Allocations familiales : un changement discret de la CAF va impacter les parents d’adolescents dès 2026

Alors que l’attention s’est longtemps focalisée sur les débats budgétaires et les grandes réformes sociales, une mesure plus discrète pourrait pourtant avoir des effets concrets sur le quotidien de nombreuses familles.
À partir de 2026, la Caisse d’allocations familiales (CAF) va modifier les règles de versement de la majoration des allocations familiales. Une évolution qui concerne directement les parents d’adolescents et qui risque de peser sur des budgets déjà sous tension.
Une réforme adoptée dans le cadre du budget de la Sécurité sociale
Ce changement trouve son origine dans le projet de loi de financement de la Sécurité sociale, définitivement adopté par l’Assemblée nationale le 16 décembre après plusieurs semaines de discussions.
Parmi les mesures votées figure une révision du mécanisme de majoration des allocations familiales, jusqu’ici appliqué dès qu’un enfant atteignait l’âge de 14 ans.
Vous êtes diabétique, vous allez perdre 300€/an.
Vous avez une famille avec un enfant de + de 14 ans, vos allocations familiales vont baisser de 900€/an.
Vous devez aller aux urgences, vous ferez la queue une heure supplémentaire.
Voilà ce que le PS & macronistes ont voté. pic.twitter.com/DcRsYbKXtC
— Manon Aubry (@ManonAubryFr) December 10, 2025
Désormais, ce seuil va être repoussé. La revalorisation ne sera plus accordée à l’adolescence, mais uniquement à partir de la majorité de l’enfant.
Une décision présentée par le gouvernement comme une harmonisation des règles, mais qui suscite déjà de nombreuses interrogations du côté des familles.
Pourquoi le seuil des 14 ans disparaît
Pour justifier cette évolution, les pouvoirs publics s’appuient sur un rapport publié en mars 2023. Celui-ci estimait que l’âge de 14 ans ne reposait pas sur des critères objectifs précis pour déclencher une hausse des allocations.
À l’inverse, l’âge de 18 ans est jugé plus cohérent, car il correspond à la majorité légale et, dans de nombreux cas, à l’entrée dans la vie adulte.
Selon cette logique, les dépenses les plus importantes interviendraient davantage à partir de ce moment : poursuite d’études, logement, mobilité ou encore premières démarches vers l’autonomie financière.

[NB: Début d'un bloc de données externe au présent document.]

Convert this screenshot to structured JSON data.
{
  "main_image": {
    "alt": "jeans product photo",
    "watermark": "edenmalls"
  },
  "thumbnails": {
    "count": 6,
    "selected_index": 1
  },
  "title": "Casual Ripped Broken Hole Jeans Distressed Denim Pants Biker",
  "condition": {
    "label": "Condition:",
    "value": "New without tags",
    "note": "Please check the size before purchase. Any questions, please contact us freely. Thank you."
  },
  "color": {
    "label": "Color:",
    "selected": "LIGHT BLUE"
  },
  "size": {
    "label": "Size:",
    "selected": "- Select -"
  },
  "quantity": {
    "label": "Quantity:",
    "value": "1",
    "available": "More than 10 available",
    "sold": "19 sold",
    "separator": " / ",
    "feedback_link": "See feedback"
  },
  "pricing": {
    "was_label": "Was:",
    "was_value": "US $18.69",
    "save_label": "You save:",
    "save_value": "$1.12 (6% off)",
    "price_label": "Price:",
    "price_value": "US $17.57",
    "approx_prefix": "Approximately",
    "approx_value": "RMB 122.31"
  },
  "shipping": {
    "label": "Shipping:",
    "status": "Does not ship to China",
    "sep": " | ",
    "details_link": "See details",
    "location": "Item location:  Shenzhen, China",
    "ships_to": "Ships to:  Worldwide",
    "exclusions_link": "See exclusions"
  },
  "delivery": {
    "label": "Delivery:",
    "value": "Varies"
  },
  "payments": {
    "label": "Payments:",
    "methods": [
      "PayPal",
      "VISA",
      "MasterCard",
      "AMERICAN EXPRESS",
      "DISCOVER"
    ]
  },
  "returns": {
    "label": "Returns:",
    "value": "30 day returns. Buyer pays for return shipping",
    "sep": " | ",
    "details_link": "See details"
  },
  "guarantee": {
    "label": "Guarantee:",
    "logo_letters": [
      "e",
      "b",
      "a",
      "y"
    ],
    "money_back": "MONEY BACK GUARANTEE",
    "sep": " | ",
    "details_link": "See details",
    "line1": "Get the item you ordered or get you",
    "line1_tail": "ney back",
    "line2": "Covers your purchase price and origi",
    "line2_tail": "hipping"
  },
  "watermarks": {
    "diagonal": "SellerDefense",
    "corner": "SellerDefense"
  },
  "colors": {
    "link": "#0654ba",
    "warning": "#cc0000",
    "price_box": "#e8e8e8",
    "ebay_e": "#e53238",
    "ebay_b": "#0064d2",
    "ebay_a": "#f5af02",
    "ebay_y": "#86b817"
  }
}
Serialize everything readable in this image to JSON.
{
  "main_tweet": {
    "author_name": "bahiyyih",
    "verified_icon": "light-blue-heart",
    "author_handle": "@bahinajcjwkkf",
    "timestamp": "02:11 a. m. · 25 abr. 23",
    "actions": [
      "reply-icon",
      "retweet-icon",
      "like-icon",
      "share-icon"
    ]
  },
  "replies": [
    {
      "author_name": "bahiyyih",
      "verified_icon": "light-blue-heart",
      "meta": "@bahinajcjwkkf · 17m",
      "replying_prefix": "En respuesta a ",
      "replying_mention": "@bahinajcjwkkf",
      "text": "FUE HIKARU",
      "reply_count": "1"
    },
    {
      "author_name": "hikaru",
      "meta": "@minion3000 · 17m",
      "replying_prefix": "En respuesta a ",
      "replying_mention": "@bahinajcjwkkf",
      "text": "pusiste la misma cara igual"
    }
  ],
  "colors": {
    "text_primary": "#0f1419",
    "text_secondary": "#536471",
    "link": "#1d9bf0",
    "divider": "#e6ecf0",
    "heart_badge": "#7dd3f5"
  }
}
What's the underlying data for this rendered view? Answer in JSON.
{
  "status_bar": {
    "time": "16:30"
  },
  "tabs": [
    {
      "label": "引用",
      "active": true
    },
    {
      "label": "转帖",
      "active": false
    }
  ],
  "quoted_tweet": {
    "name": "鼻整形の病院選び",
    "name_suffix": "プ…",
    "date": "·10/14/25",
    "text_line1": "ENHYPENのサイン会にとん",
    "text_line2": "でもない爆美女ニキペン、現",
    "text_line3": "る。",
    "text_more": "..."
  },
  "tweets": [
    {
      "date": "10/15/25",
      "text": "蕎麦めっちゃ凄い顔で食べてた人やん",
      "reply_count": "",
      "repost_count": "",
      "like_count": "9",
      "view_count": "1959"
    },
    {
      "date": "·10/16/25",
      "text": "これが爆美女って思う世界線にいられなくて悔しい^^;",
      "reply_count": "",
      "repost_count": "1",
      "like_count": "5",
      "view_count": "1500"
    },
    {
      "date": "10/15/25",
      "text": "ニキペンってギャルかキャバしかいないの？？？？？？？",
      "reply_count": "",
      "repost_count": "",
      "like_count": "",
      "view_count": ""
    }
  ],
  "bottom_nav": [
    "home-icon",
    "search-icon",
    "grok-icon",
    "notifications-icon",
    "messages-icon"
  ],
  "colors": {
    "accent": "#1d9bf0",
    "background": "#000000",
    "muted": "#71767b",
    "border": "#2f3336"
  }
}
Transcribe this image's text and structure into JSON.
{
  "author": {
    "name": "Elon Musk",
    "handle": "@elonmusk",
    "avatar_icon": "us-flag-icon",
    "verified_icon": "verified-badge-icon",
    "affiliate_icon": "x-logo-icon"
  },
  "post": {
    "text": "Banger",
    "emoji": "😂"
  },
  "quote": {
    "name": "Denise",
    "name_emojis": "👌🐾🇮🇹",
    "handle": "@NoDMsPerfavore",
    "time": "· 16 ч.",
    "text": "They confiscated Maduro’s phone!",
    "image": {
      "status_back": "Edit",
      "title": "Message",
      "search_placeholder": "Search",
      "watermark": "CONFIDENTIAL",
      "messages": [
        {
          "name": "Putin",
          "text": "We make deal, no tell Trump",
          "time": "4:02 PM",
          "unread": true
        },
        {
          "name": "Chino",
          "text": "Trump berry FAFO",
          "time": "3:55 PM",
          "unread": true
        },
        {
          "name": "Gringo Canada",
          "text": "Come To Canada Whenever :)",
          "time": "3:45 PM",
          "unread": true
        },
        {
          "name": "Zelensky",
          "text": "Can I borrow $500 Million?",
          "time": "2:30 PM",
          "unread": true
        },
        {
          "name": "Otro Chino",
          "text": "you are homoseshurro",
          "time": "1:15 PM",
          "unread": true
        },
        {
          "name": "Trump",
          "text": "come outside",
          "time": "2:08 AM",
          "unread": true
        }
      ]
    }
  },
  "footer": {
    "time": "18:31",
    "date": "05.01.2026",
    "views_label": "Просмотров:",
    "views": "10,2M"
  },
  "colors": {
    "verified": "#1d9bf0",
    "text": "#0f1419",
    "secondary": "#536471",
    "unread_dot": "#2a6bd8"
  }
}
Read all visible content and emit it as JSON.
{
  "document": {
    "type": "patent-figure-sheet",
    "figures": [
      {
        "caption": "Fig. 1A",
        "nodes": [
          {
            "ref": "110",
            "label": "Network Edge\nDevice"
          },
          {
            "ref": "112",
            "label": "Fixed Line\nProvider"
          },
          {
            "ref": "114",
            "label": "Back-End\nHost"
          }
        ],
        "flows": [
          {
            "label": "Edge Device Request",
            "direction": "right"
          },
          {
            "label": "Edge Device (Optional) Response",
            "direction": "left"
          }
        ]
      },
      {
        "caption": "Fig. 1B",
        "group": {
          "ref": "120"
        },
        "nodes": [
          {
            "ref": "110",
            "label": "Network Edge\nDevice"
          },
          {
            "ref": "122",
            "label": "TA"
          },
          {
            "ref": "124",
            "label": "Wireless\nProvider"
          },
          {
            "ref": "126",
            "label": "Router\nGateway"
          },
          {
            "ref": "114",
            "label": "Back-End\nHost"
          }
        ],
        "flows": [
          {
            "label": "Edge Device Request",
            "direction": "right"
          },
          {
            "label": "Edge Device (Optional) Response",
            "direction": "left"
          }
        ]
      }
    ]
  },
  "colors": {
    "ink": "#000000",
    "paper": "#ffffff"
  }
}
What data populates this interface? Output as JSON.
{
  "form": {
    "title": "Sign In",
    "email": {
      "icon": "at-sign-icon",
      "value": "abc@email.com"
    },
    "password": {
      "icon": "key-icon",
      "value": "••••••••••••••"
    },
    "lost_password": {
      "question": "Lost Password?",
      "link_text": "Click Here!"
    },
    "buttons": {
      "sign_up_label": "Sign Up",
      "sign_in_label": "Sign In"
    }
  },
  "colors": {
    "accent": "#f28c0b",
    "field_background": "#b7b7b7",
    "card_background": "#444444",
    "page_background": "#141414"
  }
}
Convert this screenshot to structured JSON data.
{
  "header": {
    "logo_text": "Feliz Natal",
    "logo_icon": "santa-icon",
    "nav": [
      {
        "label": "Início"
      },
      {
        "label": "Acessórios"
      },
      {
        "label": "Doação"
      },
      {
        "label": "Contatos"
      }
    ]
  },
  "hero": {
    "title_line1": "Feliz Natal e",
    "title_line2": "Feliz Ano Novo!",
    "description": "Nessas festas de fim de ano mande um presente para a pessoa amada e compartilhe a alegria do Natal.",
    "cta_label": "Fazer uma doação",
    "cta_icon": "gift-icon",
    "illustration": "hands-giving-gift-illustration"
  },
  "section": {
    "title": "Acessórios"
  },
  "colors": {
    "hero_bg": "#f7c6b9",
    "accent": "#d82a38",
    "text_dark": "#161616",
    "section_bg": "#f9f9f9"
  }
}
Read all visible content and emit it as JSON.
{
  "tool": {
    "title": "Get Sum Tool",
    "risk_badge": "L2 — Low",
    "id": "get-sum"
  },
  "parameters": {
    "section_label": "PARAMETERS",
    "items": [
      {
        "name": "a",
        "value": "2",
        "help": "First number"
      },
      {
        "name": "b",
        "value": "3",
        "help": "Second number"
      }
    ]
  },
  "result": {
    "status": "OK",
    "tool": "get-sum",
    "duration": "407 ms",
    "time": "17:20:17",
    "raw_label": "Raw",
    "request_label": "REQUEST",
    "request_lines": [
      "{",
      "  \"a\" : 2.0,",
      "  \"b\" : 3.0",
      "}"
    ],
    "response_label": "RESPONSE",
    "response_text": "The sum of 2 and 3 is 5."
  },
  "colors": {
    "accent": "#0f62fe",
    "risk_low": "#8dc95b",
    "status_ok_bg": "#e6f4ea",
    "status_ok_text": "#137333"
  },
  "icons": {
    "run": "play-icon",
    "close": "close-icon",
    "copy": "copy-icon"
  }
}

Des conséquences concrètes pour les familles avec adolescents
Sur le terrain, l’impact pourrait être significatif. Les parents d’enfants âgés de 14 à 17 ans ne bénéficieront plus de la majoration des allocations familiales pendant cette période.
La hausse du montant versé par la CAF sera désormais repoussée de plusieurs années, jusqu’aux 18 ans de l’enfant.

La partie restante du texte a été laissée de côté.